Goin Bailey House (1839)
In 1782, Eliakim Morrill (the model for the character Uncle Fly Sheril in Harriet Beecher Stowe’s novel Oldtown Folks) built a tavern in South Natick, which he operated for seventeen years. He was followed by several other owners, until Goin Bailey took charge of it in 1849. In 1872, the original building burned and Bailey built a new hotel on the site, known as Bailey’s Hotel. After Goin Bailey’s death, in 1875, his son Almond Bailey ran the hotel, until 1907, when Mrs. R.G. Shaw bought the building and renovated it under the name of the Old Natick Inn. In 1930, she razed the old hotel and hired Charles Gorely to landscape a park in its place, which she gave to the town in 1932. Adjacent to Shaw Park is the Greek Revival house, built by Goin Bailey in 1839. When Moses Eames built a similar Greek Revival house in the same year on nearby Pleasant Street, he sought to distinguish his home from the Bailey House by adding a cupola and using Doric instead of the Bailey House’s Ionic columns. The Bailey House was occupied by Goin Bailey’s widow after his death and it now contains offices.
Above: The Goin Bailey House (1839); Below: The Moses Eames House (1839)
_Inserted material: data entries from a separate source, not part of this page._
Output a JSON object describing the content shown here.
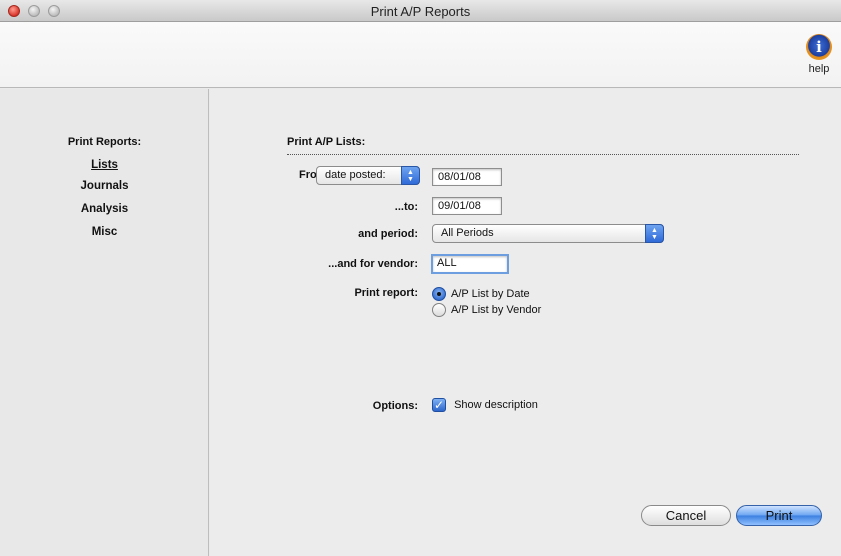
{
  "window": {
    "title": "Print A/P Reports"
  },
  "toolbar": {
    "help_label": "help",
    "help_icon": "info-icon"
  },
  "sidebar": {
    "title": "Print Reports:",
    "items": [
      {
        "label": "Lists",
        "active": true
      },
      {
        "label": "Journals",
        "active": false
      },
      {
        "label": "Analysis",
        "active": false
      },
      {
        "label": "Misc",
        "active": false
      }
    ]
  },
  "main": {
    "section_title": "Print A/P Lists:",
    "from_label": "From",
    "from_type": "date posted:",
    "from_date": "08/01/08",
    "to_label": "...to:",
    "to_date": "09/01/08",
    "period_label": "and period:",
    "period_value": "All Periods",
    "vendor_label": "...and for vendor:",
    "vendor_value": "ALL",
    "print_report_label": "Print report:",
    "report_options": [
      {
        "label": "A/P List by Date",
        "selected": true
      },
      {
        "label": "A/P List by Vendor",
        "selected": false
      }
    ],
    "options_label": "Options:",
    "show_description_label": "Show description",
    "show_description_checked": true
  },
  "buttons": {
    "cancel": "Cancel",
    "print": "Print"
  }
}
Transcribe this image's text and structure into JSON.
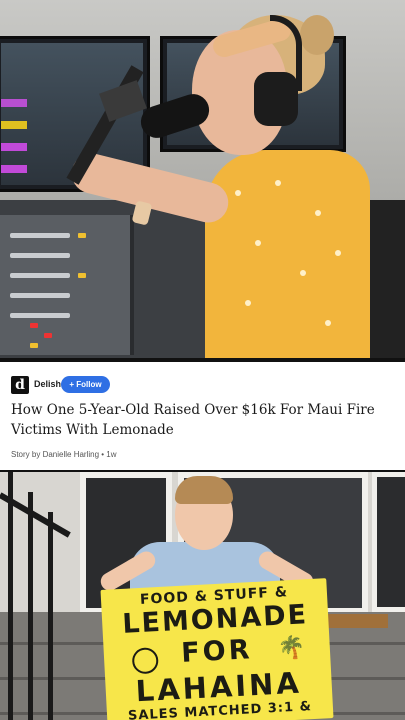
{
  "source": {
    "name": "Delish",
    "logo_letter": "d",
    "follow_label": "Follow",
    "follow_icon": "plus-icon"
  },
  "article": {
    "headline": "How One 5-Year-Old Raised Over $16k For Maui Fire Victims With Lemonade",
    "byline": "Story by Danielle Harling • 1w"
  },
  "sign": {
    "line1": "FOOD & STUFF &",
    "line2": "LEMONADE",
    "line3": "FOR",
    "line4": "LAHAINA",
    "line5": "SALES MATCHED 3:1 &"
  },
  "colors": {
    "follow_button": "#2f6fe4",
    "sign_yellow": "#f7e64a",
    "dress_yellow": "#f2b53c"
  }
}
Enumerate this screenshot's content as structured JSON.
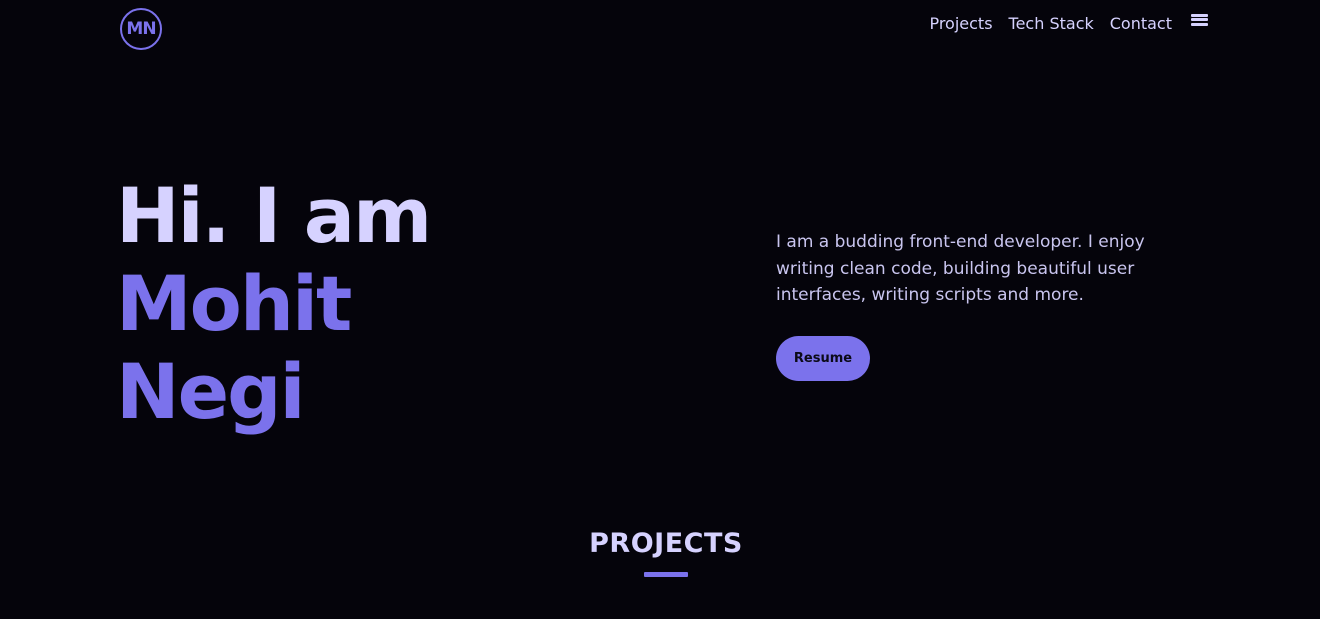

Just a note….The Goin Bailey House was also occupied by Goin Bailey’s daughter, Ella Bailey who lived there until her death in 1940 at age 90, I believe having inherited the home from her mother, Mary Hoyt Bailey.
Upon her death, Ella Bailey left the Bailey House to the children of her niece, May (Mary) Bailey Way ( who was Almond Bailey’s daughter…May was deceased by 1940). Those children were Gordon Frederick Way, Dorothy Frances Way Merrill and Robert Bailey Way, all of Erie, PA. at that time.
Neither of them able to move to Natick to live in the Bailey house and unwilling to rent it because they wouldn’t be there to look after it, they sold it, regretfully. Each of them had spent some time on visits there as youngsters. Today, they are all deceased.
Robert Bailey Way was my father, Goin Bailey was my great, great grandfather. I have an old photo of part of the Goin Bailey House, a few heirlooms from that house including a very old child’s quilt made for my grandmother, May Bailey, ( 1876 – 1934) and some very old brochures from the Bailey Inn.
I wanna see the pics! Should I give u my email?